When my family moved to Florida in 1969, we weren't rolling in dough. The economy was even rougher by 1972 than it was by 2008 and my mother always had her eye open for a deal. On Sundays, our drive home from church went by a Zayre's parking lot where there was usually an old truck with a sign that said "Rock Shrimp." Shrimp wasn't something we could afford much, but my mother quickly discovered that rock shrimp were a bargain. They were trash fish in those days, a meaty morsel hidden under a very hard shell. Most people didn't want to fool with them.
That didn't stop my mom: With three able-bodied kids she could order to stand at a sink and cut through the shells, and my dad always ready to fire up the charcoal grill, rock shrimp were a treat she couldn't pass up. Once you get inside that hard shell, the meat is firm and sweet. Grill them quickly and brush them with butter and you'd swear it was lobster. Or as close as people in our income bracket were going to get.
For years, we kept rock shrimp as our family secret. Then suddenly, the rock shrimp truck disappeared. A family restaurant up in Titusville had come up with a machine to slit those hard shells. All the rock shrimp ended up there, at the Dixie Crossroads, where they used to offer all-you-could eat rock shrimp.

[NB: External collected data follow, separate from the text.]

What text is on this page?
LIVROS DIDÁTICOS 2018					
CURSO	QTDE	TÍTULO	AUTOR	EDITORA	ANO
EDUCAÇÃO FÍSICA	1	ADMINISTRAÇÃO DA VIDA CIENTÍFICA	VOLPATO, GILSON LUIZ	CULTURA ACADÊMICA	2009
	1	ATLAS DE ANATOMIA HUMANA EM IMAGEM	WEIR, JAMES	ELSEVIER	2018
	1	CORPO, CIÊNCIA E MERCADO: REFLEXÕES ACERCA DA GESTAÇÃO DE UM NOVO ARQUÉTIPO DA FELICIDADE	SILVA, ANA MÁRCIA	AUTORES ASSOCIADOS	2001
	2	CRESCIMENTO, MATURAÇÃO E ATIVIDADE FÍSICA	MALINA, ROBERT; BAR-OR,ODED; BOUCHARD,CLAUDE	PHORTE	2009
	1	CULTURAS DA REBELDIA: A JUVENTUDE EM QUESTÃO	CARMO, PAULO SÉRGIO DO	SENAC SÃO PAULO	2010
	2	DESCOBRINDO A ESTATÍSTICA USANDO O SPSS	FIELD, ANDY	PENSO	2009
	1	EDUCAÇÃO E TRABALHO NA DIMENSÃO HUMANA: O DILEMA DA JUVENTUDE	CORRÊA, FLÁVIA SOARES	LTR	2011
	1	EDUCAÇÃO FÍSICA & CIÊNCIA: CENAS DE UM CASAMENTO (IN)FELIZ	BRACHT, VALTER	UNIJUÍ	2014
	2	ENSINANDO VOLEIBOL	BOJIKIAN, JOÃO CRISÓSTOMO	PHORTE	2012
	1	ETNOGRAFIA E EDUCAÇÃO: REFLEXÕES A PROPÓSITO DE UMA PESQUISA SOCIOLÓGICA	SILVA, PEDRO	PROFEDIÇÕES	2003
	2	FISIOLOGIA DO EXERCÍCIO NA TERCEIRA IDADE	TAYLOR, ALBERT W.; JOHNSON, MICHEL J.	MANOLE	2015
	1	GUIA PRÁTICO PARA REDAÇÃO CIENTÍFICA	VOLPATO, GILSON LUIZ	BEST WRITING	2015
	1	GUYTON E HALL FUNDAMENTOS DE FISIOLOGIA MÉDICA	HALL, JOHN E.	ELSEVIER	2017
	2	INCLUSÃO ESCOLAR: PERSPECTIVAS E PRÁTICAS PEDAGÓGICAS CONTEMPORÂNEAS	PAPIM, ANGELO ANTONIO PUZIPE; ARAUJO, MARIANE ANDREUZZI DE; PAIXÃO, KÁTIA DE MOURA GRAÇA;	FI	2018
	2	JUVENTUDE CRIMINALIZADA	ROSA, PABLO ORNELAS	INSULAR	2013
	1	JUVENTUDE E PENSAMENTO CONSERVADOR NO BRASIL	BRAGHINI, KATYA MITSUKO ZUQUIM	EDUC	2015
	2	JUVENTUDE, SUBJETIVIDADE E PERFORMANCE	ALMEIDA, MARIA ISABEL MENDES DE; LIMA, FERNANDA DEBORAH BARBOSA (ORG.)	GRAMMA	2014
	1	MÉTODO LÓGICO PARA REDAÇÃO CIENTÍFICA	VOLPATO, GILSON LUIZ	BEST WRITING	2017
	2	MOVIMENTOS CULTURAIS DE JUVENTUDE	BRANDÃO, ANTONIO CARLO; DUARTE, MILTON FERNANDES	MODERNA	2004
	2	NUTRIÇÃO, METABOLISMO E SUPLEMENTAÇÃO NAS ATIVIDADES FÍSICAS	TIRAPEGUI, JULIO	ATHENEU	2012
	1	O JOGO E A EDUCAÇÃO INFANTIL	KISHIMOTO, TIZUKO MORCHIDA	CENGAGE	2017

Over the years, I've managed to stop a few times. When my son was small, he couldn't handle 11 hours in a car without a break, so we'd work in a lunch break. It's a classic Old Florida place, with a boardwalk over a fish pond where kids can toss food pellets to the fish and try to hit the alligator fountain while their parents wait for a table. Inside, there are at least three dining rooms, all decorated in manatee murals and wildlife paintings.
When I stopped for an early lunch last Saturday, I was happy to see most things about the place haven't changed. The alligator fountain is still spitting water, the waitresses still call you hon. They've added a bunch more things to the menu, like mullet and something called Royal Red Shrimp.
These days, you don't get all-you-can-eat anymore. A dozen and a half rock shrimp will set you back $21. But the platters come with two sides, and the basket of fritters, Florida's version of a beignet, still comes to your table warm and piled with an avalanche of powdered sugar.
And the rock shrimp? Still sweet, firm and buttery. Like lobster for poor people.
As my dad always said when I was a kid, "I wonder what the poor people are eating tonight?" Rock shrimp, Dad. Rock shrimp.
The Dixie Crossroads, 1475 Garden St., Titusville, Fla. From I-95, take Exit 220 and go east about 2 miles. Open 11 a.m.-9 p.m/. Sunday-Thursday, until 10 p.m. Friday and Saturday.